Historic voter turnout shows democracy is alive and well

Published May 11, 2022, 12:03 AM

by Manila Bulletin

Aside from recording the highest number of registered voters at 67 million, Monday’s elections also garnered the highest voter turnout at more than 85 plus percent, as per the partial and unofficial results. This is a clear and resounding indication that Filipinos flocked to the polling stations not only to exercise their right to vote, but to stress the pivotal power of an election to change the direction of the country.

Voters have lined up at the break of dawn, as early as 5 a.m. in some sites, waiting for hours just to have their ballot scanned by the vote counting machine (VCM). Some have expressed on their social media accounts how they waited for as long as six to eight hours – fighting hunger under the intense heat and glare of the sun – just to wait for their turn. In those posts, they said, “Six hours of standing up for the sake of six years of our country.”

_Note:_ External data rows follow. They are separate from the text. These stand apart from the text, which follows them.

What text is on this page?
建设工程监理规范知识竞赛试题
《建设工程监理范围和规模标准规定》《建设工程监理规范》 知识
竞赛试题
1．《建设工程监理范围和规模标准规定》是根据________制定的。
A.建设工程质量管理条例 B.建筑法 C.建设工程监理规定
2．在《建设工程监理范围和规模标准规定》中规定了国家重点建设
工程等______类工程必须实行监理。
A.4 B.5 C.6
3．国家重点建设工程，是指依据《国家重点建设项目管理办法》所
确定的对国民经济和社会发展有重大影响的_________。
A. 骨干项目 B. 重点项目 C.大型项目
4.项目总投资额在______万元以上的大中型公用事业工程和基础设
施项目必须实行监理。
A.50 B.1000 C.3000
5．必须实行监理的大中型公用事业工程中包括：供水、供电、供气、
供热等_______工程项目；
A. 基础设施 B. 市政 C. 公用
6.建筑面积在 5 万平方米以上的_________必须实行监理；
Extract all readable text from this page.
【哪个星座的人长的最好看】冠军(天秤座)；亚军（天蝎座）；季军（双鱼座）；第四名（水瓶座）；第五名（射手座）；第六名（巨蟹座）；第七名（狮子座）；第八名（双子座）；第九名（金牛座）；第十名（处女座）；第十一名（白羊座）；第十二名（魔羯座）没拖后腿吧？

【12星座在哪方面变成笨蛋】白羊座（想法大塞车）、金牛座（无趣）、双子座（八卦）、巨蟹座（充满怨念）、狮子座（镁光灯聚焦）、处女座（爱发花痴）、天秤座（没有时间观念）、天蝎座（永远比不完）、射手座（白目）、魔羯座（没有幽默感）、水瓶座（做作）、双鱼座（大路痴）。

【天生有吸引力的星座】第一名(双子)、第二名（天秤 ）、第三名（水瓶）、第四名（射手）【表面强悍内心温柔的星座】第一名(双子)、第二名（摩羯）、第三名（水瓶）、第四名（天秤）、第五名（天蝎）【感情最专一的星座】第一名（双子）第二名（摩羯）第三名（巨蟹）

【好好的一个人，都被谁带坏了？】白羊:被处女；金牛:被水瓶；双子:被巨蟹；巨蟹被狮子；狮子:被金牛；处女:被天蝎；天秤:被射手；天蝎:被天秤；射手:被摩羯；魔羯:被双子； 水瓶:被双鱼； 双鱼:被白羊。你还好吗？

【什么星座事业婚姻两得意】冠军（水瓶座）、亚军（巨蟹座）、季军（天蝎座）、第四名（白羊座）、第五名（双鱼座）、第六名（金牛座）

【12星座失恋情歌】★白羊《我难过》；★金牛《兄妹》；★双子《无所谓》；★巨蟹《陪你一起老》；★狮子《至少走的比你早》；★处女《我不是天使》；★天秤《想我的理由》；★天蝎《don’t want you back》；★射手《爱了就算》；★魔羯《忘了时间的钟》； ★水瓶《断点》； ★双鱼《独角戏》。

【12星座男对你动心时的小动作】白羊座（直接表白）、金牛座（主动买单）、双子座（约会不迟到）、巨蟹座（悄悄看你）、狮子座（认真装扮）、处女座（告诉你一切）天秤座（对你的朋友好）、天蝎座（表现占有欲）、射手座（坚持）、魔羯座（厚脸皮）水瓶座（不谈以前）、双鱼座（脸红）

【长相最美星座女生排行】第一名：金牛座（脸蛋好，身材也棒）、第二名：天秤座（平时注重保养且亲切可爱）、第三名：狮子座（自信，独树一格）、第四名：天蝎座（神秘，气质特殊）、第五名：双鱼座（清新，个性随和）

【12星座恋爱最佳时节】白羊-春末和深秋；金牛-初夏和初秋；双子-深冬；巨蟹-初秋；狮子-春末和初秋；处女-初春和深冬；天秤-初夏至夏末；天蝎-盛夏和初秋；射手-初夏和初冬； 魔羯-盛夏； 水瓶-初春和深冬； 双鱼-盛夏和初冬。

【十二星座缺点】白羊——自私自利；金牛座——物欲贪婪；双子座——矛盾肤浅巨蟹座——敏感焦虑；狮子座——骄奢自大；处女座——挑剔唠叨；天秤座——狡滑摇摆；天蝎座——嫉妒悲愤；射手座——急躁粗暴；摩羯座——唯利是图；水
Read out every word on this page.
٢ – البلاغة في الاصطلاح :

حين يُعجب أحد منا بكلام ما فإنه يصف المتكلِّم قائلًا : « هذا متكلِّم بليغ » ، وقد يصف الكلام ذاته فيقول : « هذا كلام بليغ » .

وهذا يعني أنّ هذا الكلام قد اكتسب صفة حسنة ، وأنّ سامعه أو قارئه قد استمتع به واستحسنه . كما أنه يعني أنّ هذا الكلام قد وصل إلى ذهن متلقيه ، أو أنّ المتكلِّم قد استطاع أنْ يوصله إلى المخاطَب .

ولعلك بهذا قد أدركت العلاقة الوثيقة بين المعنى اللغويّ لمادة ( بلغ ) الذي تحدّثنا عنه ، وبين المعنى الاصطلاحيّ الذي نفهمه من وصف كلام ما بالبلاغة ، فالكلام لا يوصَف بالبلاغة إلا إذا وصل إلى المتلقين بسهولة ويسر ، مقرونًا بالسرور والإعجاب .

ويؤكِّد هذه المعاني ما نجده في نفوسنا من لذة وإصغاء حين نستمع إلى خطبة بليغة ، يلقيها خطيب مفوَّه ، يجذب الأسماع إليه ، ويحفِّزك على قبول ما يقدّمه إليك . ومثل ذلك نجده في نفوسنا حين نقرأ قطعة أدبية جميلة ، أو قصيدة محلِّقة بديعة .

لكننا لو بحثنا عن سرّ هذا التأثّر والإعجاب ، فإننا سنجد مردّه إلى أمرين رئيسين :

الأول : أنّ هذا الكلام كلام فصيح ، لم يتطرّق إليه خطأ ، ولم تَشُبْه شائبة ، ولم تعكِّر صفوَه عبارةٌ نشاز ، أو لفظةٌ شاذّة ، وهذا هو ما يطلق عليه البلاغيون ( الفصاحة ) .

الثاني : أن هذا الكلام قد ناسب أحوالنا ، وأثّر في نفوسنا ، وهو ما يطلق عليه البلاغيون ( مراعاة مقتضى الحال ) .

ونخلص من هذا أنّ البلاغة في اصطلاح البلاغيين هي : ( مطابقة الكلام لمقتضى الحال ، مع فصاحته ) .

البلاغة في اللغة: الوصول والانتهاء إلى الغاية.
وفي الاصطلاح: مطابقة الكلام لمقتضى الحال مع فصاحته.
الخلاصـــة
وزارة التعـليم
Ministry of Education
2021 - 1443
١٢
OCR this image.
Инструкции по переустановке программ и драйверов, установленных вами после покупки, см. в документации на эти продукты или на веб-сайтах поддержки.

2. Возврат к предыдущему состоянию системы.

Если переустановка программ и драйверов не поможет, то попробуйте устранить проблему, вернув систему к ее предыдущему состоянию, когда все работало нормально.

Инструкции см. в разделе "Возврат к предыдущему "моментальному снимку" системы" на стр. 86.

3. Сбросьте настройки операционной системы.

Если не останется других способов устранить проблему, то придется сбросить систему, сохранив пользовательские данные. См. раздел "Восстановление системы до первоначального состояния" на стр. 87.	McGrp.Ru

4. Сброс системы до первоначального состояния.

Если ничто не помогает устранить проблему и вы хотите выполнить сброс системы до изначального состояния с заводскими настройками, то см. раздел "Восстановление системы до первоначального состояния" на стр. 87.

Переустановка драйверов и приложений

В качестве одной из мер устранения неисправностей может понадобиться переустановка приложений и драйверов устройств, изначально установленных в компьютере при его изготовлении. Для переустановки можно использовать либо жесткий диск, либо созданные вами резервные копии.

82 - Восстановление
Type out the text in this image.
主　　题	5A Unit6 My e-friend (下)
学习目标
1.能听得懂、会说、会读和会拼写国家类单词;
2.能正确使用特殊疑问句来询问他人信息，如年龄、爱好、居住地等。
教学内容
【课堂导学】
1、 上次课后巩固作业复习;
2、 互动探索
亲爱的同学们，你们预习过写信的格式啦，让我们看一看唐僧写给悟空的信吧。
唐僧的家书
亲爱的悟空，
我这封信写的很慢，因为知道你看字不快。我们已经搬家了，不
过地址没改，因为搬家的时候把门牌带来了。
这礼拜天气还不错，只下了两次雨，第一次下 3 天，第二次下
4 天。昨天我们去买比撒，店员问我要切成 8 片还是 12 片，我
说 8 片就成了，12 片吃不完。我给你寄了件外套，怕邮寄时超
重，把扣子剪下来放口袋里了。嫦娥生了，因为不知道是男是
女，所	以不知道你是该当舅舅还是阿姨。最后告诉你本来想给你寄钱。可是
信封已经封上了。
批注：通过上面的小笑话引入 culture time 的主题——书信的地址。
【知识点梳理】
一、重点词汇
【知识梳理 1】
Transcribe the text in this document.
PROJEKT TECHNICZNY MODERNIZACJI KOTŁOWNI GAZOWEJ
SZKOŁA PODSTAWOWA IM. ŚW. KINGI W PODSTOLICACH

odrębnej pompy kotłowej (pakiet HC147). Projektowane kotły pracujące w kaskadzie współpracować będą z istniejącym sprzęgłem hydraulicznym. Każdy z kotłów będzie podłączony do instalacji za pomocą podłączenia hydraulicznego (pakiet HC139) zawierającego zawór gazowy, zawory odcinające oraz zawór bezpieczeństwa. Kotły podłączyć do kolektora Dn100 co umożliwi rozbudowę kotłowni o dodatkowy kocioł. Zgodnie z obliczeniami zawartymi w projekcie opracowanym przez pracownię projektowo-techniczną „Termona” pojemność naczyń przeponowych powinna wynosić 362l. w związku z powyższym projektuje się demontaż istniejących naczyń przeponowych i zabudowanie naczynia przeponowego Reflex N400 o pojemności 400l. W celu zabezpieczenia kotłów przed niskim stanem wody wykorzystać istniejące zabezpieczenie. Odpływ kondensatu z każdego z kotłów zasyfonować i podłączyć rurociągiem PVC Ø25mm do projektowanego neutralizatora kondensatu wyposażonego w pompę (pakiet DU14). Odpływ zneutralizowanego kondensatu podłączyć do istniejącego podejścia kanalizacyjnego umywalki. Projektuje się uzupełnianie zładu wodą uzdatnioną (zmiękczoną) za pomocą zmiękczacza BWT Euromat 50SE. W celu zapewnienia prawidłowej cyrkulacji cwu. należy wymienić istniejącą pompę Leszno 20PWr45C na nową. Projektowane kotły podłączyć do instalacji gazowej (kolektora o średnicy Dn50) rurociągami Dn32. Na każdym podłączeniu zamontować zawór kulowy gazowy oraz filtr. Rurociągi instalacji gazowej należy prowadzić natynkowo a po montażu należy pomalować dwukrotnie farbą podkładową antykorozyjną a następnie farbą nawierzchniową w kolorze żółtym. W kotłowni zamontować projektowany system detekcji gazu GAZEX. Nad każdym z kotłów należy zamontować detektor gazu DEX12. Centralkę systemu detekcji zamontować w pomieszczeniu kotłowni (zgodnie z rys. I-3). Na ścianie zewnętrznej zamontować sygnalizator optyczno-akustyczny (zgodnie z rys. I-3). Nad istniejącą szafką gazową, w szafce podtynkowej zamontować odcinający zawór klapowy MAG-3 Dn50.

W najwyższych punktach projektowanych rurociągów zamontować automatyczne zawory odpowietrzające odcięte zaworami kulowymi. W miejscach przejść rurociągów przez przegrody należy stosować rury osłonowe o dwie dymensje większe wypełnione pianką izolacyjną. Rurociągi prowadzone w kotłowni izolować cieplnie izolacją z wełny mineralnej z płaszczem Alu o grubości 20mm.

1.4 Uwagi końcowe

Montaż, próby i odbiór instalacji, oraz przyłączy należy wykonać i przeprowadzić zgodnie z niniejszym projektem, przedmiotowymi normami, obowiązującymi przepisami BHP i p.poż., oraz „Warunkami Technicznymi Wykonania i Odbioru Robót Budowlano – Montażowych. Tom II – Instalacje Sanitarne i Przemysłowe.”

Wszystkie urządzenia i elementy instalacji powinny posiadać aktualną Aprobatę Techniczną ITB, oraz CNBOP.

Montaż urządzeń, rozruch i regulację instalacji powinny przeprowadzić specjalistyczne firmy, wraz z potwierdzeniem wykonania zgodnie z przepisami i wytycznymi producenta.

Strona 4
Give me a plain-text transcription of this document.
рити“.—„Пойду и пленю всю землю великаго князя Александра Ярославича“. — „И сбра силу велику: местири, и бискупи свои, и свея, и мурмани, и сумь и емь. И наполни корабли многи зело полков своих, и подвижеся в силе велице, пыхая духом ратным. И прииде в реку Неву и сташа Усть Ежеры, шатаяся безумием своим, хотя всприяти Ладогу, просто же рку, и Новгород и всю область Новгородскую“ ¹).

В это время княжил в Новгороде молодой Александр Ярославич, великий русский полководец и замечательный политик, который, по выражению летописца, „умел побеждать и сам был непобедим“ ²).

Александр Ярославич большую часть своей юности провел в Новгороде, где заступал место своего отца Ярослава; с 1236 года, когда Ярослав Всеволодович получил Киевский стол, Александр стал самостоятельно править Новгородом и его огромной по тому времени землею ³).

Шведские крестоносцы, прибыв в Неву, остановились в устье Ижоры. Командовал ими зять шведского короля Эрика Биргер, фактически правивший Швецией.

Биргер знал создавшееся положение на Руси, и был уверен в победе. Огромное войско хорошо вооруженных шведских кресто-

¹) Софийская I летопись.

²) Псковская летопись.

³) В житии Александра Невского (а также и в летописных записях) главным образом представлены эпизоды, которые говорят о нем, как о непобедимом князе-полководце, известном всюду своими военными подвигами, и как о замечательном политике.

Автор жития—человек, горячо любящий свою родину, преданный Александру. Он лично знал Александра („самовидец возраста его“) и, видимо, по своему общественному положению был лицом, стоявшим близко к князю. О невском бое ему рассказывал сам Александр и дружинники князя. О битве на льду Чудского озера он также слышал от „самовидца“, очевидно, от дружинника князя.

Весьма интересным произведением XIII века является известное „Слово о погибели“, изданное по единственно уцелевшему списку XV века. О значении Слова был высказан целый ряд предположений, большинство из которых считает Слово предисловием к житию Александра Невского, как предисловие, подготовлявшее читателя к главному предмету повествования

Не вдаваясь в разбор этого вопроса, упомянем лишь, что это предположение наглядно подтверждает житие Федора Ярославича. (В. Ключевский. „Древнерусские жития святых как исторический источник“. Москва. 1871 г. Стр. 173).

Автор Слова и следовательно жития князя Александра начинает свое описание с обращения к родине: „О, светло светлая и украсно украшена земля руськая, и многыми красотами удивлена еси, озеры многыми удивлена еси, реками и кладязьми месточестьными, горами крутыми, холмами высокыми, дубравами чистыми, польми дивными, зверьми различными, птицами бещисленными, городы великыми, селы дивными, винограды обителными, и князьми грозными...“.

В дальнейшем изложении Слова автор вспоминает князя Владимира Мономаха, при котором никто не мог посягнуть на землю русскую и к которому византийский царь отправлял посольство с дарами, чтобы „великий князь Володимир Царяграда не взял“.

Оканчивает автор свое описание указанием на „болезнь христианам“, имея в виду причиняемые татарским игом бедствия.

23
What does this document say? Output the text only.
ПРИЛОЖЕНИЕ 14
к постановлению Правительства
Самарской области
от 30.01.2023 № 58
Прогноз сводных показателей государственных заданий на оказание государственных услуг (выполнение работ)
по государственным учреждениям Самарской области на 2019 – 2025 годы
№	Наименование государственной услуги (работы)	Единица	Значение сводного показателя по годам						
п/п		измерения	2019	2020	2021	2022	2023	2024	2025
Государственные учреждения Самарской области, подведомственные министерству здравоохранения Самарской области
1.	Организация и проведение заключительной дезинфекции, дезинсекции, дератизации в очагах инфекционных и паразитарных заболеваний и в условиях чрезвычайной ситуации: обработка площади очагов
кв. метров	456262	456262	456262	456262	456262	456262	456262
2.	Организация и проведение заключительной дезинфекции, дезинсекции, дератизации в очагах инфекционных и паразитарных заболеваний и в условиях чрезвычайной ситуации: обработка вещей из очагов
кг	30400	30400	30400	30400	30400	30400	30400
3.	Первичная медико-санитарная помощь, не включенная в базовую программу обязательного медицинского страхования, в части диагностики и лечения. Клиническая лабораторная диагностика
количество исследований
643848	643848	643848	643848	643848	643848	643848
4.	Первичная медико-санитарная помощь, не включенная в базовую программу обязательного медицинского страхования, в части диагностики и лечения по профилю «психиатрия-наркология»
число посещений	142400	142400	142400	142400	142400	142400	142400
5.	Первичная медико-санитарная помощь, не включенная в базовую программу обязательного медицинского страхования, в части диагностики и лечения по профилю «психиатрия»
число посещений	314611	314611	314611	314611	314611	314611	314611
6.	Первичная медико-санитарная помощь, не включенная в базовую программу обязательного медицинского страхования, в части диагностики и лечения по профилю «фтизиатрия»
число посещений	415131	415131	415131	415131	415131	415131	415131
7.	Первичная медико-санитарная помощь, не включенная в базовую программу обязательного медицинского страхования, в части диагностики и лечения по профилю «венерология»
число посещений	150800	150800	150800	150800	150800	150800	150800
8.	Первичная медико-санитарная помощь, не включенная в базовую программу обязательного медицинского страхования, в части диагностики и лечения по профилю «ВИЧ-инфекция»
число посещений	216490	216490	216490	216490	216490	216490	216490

Though organizations and poll watchers’ groups have said that the elections nationwide were “generally peaceful,” there were issues that raised the anxiety of the populace. Various precincts reported concerns on the VCMs – defective or overheating machines, malfunctioning SD cards, jamming of the ballot – to the absence of the names of registered voters and the presence of the names of the deceased in the voters’ list.  In one instance, voters in precincts in Barangay Teachers Village East in Quezon City who arrived at 7 a.m. stayed until 7 p.m. since the VCMs malfunctioned.  No one went home early or participated in manual voting as they demanded their votes to be “transmitted” right before their eyes. This one case showed how voters guarded their votes until the last minute, to ensure that their voices were heard even in that one ballot.  The Comelec, however, said that these are “isolated incidents.”

Amid the confusing news, there were reasons to be hopeful with heartening stories from the polling sites. Youth voters went out in droves to vote, reflecting their desire to be involved in national affairs; senior citizens – particularly inspiring is 77-year-old Evelyn Nazareno, a lady with stage four cancer – voted for the sake of the future and with the next generation in mind.  Then there are the volunteers from various groups who helped the Comelec fulfill its mandate and safeguarded the sanctity of the ballot.  There were also the teachers who woke up so early only to face various challenges as the hours went by. In some instances, they had to face the ire of voters due to the setback caused by the malfunctioning VCMs.

In a statement, the National Citizens’ Movement for Free Elections (Namfrel) noted the “generally peaceful election day”, but also added that there were “pockets of violence and intimidation in certain parts of the country.” Some Namfrel volunteers in areas such as Abra, Lanao del Sur, Maguindanao, and Cotabato have been intimidated, harassed, or denied access.  Incidents such as these should not be tolerated as part of a transparent electoral system is giving unobstructed access and empowering the citizens’ watchdogs.

As the political dust settles down, it is hoped that whatever mistakes that have been committed last Monday will serve as a lesson.  Particularly alarming was the number of VCMs that broke down; Comelec now has to find error-proof and practical solutions to make sure that no VCMs would cause delays in future elections. If it happens again, it could erode the Filipinos’ trust in the electoral process.

As we now have the partial and unofficial results, we wait for Congress to announce the official results of the presidential and vice-presidential derbies, and the Comelec to announce the final 12 senatorial winners and the party-list qualifiers.

May all of us who voted be comforted with the fact that we have exercised our duty to the nation. No matter where the political tides turn, may it always help us sail toward a better, progressive, and united Philippines.